Hey thanks for the reply in my "Purging Air from Cylinders" thread as well. I understood your advice pretty well up to the point where reconnecting the hoses and running the system back & forth is going to purge remaining air from it. With a closed system, where is this air escaping from... the front packing in the rams? One angling ram hose has a very slight bulge at the fitting so I'm going to take that as a warning to replace it now and not during a snow storm! It sounds like as long as I keep the reservoir from sucking air, things shouldn't be a problem. Manually swinging the blade right & then left should expel the ram cylinders of old fluid while reattaching the new hoses to the cylinder that I just compressed to reduce entry of air-- correct? Then onto the other cylinder... the same procedure. Then operate the system fully sealed and up to snuff, with topped off fluid, to purge any remaining air?


----------



## wyldman (Jan 18, 2001)

Yeah,that's pretty much it.When you compress the ram,there isn't a lot of space left inside for air.Then you reconnect that hose,and use the pump to extend it and fill it with fluid.Repeat for the other side.When you work the plow back and forthWhat little air is left in there will find it's way up to the highest point (the pump unit),and work it's way out.It may take a bit of angling,but it will come out.


The plow prep gassers come with the 038/039 spring setup.The diesels get a 039/046 setup.I usually recommend the 047/048 springs for an upgrade on the diesels,and the 046/047 springs for a gasser.

Try the Timbrens first though,and then decide on the springs.


----------



## Roger Dodger (Nov 8, 2002)

Hey Chris, I was under the truck this weekend installing the shocks and noticed the factory rubber stop bumps up front.
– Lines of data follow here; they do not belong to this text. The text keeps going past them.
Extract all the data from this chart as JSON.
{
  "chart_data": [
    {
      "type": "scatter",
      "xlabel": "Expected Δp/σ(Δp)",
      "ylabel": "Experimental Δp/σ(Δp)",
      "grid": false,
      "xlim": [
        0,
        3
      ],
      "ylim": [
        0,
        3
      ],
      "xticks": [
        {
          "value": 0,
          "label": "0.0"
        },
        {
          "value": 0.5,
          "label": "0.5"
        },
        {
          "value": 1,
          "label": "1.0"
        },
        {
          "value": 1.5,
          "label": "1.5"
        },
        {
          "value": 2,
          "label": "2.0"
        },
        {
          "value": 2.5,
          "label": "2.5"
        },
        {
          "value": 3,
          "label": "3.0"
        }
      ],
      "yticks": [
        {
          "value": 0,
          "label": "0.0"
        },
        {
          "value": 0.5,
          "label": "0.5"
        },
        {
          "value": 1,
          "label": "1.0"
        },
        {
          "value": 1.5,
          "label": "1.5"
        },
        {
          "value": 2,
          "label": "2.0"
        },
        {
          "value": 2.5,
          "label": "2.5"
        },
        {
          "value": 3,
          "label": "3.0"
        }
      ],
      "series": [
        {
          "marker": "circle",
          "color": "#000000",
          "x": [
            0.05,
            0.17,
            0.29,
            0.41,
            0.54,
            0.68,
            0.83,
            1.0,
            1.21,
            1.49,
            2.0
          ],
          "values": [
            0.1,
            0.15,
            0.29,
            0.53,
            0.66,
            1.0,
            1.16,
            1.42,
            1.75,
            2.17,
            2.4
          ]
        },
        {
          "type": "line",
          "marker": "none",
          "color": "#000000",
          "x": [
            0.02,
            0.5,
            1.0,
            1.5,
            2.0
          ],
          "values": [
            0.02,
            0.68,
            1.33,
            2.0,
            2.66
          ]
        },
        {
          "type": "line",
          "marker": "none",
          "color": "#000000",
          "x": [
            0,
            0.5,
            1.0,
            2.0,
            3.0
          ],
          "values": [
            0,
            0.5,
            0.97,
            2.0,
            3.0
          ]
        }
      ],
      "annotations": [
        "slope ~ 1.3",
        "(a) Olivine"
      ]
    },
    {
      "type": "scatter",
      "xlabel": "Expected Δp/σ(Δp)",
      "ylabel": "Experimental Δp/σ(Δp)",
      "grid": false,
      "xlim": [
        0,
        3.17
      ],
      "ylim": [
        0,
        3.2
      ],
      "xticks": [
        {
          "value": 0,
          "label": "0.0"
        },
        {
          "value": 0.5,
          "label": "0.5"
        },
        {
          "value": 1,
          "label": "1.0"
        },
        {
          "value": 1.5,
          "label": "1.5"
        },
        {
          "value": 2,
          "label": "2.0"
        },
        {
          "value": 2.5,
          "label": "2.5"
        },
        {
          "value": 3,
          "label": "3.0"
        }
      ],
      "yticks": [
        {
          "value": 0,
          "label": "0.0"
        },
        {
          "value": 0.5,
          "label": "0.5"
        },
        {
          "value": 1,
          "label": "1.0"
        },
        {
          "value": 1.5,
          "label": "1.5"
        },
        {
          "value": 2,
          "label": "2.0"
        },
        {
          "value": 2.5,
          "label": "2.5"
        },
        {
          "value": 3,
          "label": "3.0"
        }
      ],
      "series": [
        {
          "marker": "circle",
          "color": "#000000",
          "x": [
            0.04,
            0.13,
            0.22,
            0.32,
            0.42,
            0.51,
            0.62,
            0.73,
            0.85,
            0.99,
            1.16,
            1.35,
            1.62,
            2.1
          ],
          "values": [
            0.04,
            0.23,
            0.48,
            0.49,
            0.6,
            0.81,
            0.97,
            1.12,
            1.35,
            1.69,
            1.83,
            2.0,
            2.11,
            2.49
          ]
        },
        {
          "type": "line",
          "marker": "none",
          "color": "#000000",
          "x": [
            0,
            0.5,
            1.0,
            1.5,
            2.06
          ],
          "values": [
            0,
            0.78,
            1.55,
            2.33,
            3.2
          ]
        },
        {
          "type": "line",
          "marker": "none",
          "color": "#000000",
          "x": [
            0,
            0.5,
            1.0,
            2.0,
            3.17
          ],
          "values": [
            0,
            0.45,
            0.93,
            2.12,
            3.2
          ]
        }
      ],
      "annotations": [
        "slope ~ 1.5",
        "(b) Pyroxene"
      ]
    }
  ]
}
Each has two holes in them that I assume has a screw or bolt up in there somewhere? Not easy to see or even access it, especially on the pumpkin side... very little clearance for tools and a hand! What socket or tool is used to remove the old rubber stops since I assume the nut is inside the frame and not accessible. Or is the frame drilled and tapped?

I dunno about this idea! I've already got a pretty large vocabulary of choice words that's accumulated over the years from wrenching on vehicles!!:realmad:


----------



## wyldman (Jan 18, 2001)

They are just pressed in,no bolts at all.Just pry them out .


----------



## Roger Dodger (Nov 8, 2002)

No, not the rubber stops themselves but the oval, steel cup that holds them. How does that get removed so the new Timbrens can be installed?


----------



## wyldman (Jan 18, 2001)

You don't remove the steel cup,it stays in place.The Timbrens have a spacer that fits up inside the cup.Then there is a big round plate that goes over the cup to support the Timbren.I usually run a bead of weld across the cup and plate,so they stay in place.


----------